Where the trail bent over a knoll, Zeke halted, and put down from his shoulder the hickory cudgel with its dangling valise of black oilcloth--total of baggage with which he was faring forth into the world. Then, he straightened himself, and looked back over the way he had come.
There, to the east, the dusk of night still lay somberly, hardly touched by the coming dawn. Through the shadows, the mountain masses loomed formidable and mysterious, vaguely outlined against the deeper gloom of valleys. The melancholy of the scene seemed a fit setting for the cottage that rested invisible within the forest, a half-mile distant from him. In imagination, he saw the withered old woman, his mother, still standing on the threshold, looking toward him, even as he looked toward her, her heart warm with love, her every thought a prayer for his happiness. It was borne in on Zeke once again that she would be very lonely in her desolate home, where death had spared to her only this son.... And, now, he was gone from her! A poignant sorrow welled in him.
Zeke thrust the emotion away, lest it unman him. He faced about, drearily enough, and stood with downcast, unseeing eyes, in anxious pondering. And then, presently, assuagement was granted him.
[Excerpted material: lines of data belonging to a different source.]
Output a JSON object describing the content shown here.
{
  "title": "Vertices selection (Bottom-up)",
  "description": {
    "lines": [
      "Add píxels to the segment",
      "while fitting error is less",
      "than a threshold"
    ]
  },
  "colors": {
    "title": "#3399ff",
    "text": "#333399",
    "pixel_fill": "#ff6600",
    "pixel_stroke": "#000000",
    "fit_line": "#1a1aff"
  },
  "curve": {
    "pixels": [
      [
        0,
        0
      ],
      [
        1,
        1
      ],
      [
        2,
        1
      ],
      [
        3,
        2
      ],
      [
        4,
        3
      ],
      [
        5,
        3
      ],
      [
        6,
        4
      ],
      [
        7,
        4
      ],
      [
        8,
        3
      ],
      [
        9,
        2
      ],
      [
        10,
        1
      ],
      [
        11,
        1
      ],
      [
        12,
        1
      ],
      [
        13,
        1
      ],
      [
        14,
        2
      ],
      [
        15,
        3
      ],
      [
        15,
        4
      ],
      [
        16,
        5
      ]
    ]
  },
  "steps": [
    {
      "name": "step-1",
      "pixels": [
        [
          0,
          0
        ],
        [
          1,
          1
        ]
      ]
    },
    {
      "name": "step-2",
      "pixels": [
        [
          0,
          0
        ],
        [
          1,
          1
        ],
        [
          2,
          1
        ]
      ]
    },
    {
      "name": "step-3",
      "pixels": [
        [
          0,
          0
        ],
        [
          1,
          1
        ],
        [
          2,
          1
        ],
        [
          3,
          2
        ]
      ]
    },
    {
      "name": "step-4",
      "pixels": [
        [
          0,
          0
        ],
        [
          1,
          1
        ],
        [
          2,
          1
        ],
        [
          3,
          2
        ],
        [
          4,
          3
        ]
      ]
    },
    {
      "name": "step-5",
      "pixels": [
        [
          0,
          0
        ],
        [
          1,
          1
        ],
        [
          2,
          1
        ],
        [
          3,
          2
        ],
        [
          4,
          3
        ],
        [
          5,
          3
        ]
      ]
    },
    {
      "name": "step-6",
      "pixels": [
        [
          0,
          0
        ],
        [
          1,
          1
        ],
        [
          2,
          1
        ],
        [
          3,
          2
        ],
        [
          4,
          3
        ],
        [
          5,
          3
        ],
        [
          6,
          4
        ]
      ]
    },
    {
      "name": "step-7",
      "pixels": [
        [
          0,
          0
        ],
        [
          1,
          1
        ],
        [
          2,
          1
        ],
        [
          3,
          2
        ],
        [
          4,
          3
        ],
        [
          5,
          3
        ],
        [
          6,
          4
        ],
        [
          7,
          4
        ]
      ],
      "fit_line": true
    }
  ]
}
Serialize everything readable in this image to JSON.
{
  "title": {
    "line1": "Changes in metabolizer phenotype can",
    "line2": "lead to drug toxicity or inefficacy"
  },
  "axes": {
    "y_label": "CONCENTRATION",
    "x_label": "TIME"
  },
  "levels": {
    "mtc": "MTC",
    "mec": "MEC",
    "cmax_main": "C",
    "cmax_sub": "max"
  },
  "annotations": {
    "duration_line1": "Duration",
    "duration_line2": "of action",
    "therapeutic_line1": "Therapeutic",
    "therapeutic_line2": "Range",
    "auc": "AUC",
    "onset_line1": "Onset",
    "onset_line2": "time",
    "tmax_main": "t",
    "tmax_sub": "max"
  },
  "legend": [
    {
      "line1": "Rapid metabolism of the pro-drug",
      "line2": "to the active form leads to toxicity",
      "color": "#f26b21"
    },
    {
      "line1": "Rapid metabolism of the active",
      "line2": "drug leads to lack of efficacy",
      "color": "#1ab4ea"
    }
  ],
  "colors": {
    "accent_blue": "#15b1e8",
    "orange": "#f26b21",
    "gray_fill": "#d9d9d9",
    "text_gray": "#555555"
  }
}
He lifted his gaze, and behold! here was another world, all of soft splendors, of throbbing radiance.
The eager beams of the unrisen sun shimmered above the mountain ranges of the horizon, and streamed toward the zenith in a panoply of harmonious hues, colorful promise of the May morning's joyous mood. Of a sudden, under the soothing influence, the watcher became listener as well. His ears noted with delight the glad singing of the birds in the wood around about. His glance caught the white gleam of the tiny belled blossoms that clustered on a crooked sour-wood by the path, and the penetrant perfume of them stirred to life a new and subtler emotion. A flame of tenderness burned in the clear hazel of his eyes, as he stared out over the trail before him. Under the increasing light his gaze could distinguish the line of the valley a mile further on, in which the Siddon cottage lay hidden.